Reçu ce soir ta lettre du 24. Dans une lettre que j’adressais à Papa le 25, je lui disais que j’avais assisté à la messe de minuit. Si tu étais bien au chaud quand tu m’as écrit ta lettre, j’étais également bien à l’abri à la même heure. Nous avons veillé jusqu’à onze heures tous ensemble et nous sommes partis à la messe ensuite. Vous n’avez pas à me plaindre en ce moment. J’ai bien moins de mal qu’à Romorantin, je gagne plus et je ne cours plus de risques. Il est vrai que je suis moins bien nourri et moins bien couché. Et je suis sûr que tous ceux qui savent que je suis au front me plaignent gros comme les bras. Les vrais embusqués sont dans la zone des armées. Il en est qui sont dans la situation où je me trouve en ce moment, et pour tous ceux qui les connaissent ils sont considérés comme étant au front, pourtant ils ne sont pas malheureux. Pour mon compte, je passerais bien deux ans ici.
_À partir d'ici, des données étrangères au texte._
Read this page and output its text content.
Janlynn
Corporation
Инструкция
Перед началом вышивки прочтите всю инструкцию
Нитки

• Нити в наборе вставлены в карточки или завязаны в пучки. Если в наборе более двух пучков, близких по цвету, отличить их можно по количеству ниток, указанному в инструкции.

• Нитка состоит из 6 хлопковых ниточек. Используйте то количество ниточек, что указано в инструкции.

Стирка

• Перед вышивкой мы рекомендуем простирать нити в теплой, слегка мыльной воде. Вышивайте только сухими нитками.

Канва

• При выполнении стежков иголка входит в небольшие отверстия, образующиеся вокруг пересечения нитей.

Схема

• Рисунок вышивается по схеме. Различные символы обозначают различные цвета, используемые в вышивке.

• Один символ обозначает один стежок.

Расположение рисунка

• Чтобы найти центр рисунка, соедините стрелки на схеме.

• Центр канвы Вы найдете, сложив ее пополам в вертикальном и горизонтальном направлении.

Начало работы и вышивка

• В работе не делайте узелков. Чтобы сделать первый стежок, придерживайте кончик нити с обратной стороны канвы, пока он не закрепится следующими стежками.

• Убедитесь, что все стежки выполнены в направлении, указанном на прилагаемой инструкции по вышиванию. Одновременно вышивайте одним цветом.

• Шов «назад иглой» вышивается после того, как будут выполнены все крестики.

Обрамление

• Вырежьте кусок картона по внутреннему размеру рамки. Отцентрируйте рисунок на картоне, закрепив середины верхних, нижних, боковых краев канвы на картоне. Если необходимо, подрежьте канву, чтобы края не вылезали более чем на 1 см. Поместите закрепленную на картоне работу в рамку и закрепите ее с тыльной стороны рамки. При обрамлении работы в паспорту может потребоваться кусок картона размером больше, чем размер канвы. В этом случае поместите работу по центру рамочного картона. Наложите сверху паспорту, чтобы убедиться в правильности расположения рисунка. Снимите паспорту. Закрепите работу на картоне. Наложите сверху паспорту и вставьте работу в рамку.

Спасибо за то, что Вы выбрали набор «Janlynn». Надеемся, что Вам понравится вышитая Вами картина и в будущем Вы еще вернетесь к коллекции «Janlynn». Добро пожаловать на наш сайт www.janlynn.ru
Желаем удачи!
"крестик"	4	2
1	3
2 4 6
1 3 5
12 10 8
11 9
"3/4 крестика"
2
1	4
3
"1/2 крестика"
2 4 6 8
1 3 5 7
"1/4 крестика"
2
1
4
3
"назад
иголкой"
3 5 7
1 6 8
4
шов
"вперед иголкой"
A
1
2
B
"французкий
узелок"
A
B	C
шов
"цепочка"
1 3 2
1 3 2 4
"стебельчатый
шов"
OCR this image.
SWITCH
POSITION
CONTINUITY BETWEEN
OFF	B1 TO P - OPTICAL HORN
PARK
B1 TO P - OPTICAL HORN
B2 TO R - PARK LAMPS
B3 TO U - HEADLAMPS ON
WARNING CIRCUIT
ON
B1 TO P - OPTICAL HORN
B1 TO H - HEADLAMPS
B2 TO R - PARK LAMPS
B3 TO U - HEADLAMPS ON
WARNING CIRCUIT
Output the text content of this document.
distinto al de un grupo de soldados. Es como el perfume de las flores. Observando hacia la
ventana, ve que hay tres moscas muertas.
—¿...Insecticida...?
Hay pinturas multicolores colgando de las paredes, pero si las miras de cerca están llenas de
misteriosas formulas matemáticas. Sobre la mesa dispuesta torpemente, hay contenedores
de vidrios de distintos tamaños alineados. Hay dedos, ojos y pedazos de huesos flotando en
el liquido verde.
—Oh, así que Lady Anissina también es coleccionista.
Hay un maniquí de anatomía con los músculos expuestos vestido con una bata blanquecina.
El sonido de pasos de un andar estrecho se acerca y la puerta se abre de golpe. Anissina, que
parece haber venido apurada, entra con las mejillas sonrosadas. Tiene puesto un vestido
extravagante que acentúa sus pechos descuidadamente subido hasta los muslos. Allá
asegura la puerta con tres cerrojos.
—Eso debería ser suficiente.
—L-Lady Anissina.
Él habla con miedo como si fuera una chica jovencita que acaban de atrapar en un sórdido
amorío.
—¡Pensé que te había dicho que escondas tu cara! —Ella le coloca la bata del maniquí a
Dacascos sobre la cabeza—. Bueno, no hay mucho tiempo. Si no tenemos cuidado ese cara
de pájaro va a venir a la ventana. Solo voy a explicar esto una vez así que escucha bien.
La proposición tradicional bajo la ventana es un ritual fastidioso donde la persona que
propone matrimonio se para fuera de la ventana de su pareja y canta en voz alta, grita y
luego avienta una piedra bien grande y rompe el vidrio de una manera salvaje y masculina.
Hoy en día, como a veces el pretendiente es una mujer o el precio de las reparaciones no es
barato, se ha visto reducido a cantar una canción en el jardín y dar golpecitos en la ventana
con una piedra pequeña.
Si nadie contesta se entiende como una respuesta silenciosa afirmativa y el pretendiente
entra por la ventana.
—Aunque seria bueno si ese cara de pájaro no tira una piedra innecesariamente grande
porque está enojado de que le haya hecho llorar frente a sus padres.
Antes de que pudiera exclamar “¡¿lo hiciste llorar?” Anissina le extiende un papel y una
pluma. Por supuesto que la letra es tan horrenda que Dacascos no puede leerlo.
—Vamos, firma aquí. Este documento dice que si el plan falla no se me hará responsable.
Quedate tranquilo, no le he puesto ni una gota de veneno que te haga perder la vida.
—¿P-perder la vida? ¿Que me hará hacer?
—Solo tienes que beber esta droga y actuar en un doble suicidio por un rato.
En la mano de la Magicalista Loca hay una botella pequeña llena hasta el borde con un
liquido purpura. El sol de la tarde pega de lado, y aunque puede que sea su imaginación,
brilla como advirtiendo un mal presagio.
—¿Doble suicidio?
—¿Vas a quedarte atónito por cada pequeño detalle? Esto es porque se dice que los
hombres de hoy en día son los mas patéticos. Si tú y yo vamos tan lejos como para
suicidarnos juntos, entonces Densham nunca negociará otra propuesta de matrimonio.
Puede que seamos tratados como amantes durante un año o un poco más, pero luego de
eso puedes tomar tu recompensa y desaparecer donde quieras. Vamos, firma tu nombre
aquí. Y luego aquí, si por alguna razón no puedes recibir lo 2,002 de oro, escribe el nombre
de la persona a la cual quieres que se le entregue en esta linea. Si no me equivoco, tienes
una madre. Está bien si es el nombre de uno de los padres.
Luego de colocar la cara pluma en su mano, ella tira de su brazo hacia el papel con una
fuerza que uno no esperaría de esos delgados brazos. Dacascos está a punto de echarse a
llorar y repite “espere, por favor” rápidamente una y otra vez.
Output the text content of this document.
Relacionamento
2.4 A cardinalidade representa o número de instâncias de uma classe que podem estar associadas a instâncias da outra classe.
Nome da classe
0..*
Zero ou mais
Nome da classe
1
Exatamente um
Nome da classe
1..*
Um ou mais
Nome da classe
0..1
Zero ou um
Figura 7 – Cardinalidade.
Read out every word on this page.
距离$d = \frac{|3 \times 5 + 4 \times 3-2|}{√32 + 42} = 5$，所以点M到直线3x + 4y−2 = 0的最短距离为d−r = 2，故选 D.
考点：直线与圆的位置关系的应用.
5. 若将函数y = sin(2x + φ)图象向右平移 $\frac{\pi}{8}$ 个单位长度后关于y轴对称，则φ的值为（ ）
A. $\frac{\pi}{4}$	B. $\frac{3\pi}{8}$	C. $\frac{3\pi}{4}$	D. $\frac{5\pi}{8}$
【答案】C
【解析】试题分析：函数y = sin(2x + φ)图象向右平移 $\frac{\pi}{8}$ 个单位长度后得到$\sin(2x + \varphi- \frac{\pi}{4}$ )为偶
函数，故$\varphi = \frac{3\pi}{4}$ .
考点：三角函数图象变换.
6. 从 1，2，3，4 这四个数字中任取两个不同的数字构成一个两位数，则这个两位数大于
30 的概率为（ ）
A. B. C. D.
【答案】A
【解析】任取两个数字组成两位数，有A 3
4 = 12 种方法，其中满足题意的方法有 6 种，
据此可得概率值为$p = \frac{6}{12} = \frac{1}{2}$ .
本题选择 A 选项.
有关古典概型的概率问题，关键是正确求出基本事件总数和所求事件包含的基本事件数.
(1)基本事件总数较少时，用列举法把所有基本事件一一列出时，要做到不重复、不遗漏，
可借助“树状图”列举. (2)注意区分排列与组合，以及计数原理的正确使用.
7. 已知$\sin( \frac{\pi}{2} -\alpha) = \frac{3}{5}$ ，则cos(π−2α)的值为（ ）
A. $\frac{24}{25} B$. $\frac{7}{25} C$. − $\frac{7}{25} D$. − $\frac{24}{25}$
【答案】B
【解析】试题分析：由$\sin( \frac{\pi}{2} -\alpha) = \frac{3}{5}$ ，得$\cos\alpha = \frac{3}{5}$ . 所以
Je ne crois pas que nous ayons la paix encore cette fois-ci, ce ne serait pourtant pas à dédaigner.

Par les morts que tu m’annonces, je vois qu’on ne meurt pas qu’à la guerre. Quand nous rentrerons, à la paix, nous serons tout surpris de ne plus voir telle ou telle personne qui existait avant la guerre.

Aujourd’hui, le temps était clair et beau. Plusieurs Taubes sont venus survoler la région et ont lâché quelques bombes, sans accident, c’était plutôt une distraction. Je suis occupé en ce moment à faire des exercices de lancement de grenades. Je me porte bien et souhaite la même chose à toute la famille. Mes meilleurs vœux de bonne et heureuse année pour 1917. Je t’embrasse de tout mon cœur. Ton frère, ‑ H. Moisy
Le jeudi 28 décembre 1916
Exercice aux grenadiers le matin. Vaccination l’après-midi pour le 331ème. Je ne suis pas vacciné, ayant eu la fièvre typhoïde il y a un an. Je vais au bureau du commandant. Forte gelée. L’état-major de la 10ème Division est à Maizy, au bord de l’Aisne. Le 331ème est toujours en tranchées à Craonelle. Depuis deux jours une coopérative militaire fonctionne à Baslieux, pour le D. D. 10ème D. I. [Dépôt Divisionnaire de la 10ème Division d’Infanterie].
Le vendredi 29 décembre 1916
Exercice le matin. Marche le soir de 10 à 19 h par Courlandon, Romain, Ventelay, sous la direction du capitaine Cosson, du 31ème.
Oblitérations de l’enveloppe : TRESOR ET POSTES 10 31 DEC—BOURGUEIL INDRE ET LOIRE 3 01 17

Vendredi 29 – 12 – 1916
Chère Eugénie,

J’ai reçu ce soir le colis que tu m’annonçais dans ta lettre du 24. Il contenait  du chocolat, du beurre, une boîte de conserves, des petits gâteaux, et était en très bon état.

Je te remercie infiniment, tu m’as vraiment gâté et je vais bien me régaler.

Comme je t’ai écrit il y a deux jours, je n’ai pas d’autres détails à te donner. Santé bonne. Encore une fois merci et baisers affectueux.

Ton frère  ‑ H. Moisy
Le samedi 30 décembre 1916
Pluie jour et nuit. Repos toute la journée. Travaux de propreté. La 24/331ème [24ème compagnie du 331ème régiment d’infanterie] change de baraque. Le commandant Fraticelli part en permission, il a été décoré de la Croix de Guerre hier. Le capitaine Collier qui commande ma compagnie, 20/331ème [20ème compagnie du 331ème régiment d’infanterie], prend le commandement du Dépôt Divisionnaire.
Le dimanche 31 décembre 1916
Je vais à la messe à 9 h ½ à Baslieux et aux Vêpres à 14 h à Fismes. Je visite Fismes de 13 à 16 h. Le pays est très bien approvisionné et il y a beaucoup de troupes. Il arrive au 331ème un renfort de 50 hommes venant de Blois, parmi lesquels le sergent Grosbois que j’ai connu à Romorantin. Temps humide.